Earlier this year, Kristen Bell made headlines after she accepted the role of a mixed race character in the Apple TV Plus animated series Central Park.

The character, Molly, has a Black father and white mother. There was backlash when Kristen's casting was announced, but the series' showrunner, Loren Bouchard, defended the decision in January, saying:
Kristen needed to be Molly. We couldn’t not make her Molly. But then we couldn’t make Molly white and we couldn’t make Kristen mixed race so we just had to go forward.
But this summer, amid racial justice protests sparked by the killing of George Floyd, Kristen and the Central Park creative team reversed their decision. Kristen stepped away from the role, and Umbrella Academy's Emmy Raver-Lampman was cast instead.

"This is a time to acknowledge our acts of complicity. Heres [one] of mine," Kristen wrote on Twitter in June. "Playing Molly in Central Park shows a lack of awareness of my pervasive privilege."
This is a time to acknowledge our acts of complicity. Heres 1 of mine. Playing the Molly in Central Park shows a lack of awareness of my pervasive privilege. Casting a mixed race character w/a white actress undermines the specificity of the mixed race & Black American experience.
And in a new interview with Romper, Kristen opened up about that decision to exit the series and said she has "a lot to learn."

“I grew up in Detroit. I didn’t consider myself an ounce of a racist. And when I read How to Be an Antiracist [and] White Fragility — required reading of a citizen of Earth in 2020 — I realized, ‘Well, I’ve been a part of these systems.’ I was unaware of this whole pot of shit that’s been stirring. I have a lot to learn. And I have a lot of action steps to take, to fulfill what I think my beliefs are.”

Kristen added that she signed on to the show before they even had a character written for her. But she acknowledged that once the decision was made to make Molly biracial, she should have moved on from the project.

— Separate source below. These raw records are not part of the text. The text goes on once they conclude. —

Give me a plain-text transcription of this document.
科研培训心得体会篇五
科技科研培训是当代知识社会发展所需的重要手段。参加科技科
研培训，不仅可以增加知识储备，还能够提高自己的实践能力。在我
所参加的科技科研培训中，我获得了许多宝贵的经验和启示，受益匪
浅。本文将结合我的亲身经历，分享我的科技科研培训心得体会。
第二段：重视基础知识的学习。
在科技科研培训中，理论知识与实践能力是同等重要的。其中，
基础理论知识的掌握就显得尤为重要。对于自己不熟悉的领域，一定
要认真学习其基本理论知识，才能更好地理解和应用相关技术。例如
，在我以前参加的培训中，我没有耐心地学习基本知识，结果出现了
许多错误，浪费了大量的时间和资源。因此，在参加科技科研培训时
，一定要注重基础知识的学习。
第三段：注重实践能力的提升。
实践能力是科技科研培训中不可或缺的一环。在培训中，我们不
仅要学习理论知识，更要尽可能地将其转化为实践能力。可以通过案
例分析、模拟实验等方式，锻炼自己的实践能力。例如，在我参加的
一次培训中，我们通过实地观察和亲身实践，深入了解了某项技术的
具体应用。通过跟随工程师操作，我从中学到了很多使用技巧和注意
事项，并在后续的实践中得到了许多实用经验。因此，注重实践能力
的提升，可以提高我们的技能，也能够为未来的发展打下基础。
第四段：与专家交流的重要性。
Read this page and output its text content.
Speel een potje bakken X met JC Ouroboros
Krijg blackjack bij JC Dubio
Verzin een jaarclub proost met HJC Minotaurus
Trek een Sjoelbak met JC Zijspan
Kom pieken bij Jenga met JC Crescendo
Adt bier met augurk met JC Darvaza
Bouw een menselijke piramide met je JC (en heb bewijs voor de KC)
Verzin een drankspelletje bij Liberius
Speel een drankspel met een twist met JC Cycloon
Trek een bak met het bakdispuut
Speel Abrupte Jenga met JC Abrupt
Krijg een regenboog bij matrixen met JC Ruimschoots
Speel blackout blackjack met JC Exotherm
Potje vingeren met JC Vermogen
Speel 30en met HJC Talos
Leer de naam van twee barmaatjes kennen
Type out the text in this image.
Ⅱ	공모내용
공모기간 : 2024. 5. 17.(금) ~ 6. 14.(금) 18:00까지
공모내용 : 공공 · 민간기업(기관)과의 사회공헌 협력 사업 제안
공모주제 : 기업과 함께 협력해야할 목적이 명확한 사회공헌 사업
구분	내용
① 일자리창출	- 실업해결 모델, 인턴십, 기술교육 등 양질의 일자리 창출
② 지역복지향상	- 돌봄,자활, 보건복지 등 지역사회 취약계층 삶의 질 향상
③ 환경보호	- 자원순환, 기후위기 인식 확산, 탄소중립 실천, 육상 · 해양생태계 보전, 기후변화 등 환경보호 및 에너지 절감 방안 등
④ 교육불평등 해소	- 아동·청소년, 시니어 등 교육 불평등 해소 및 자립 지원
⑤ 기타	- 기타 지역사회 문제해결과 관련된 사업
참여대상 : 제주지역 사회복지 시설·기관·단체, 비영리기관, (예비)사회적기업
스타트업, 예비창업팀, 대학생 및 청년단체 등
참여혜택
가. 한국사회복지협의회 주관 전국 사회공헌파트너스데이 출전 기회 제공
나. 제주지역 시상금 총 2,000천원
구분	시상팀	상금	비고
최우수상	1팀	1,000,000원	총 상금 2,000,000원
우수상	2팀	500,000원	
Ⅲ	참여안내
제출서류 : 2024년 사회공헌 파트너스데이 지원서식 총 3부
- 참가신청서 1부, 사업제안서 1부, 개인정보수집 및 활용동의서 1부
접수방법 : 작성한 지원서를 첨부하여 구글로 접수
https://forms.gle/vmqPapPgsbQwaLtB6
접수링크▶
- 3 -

“The people who say I could play that role aren’t wrong. But I wanted to step down for two reasons. One, if there was one girl who could have a job who wouldn’t otherwise have a job, because there are not a lot of Black or mixed race characters on cartoons — if one girl could have that job, I would want her to have it."

"Two, if any little girl who is mixed race or Black looks up who plays that role, I want them to see someone who looks like them.”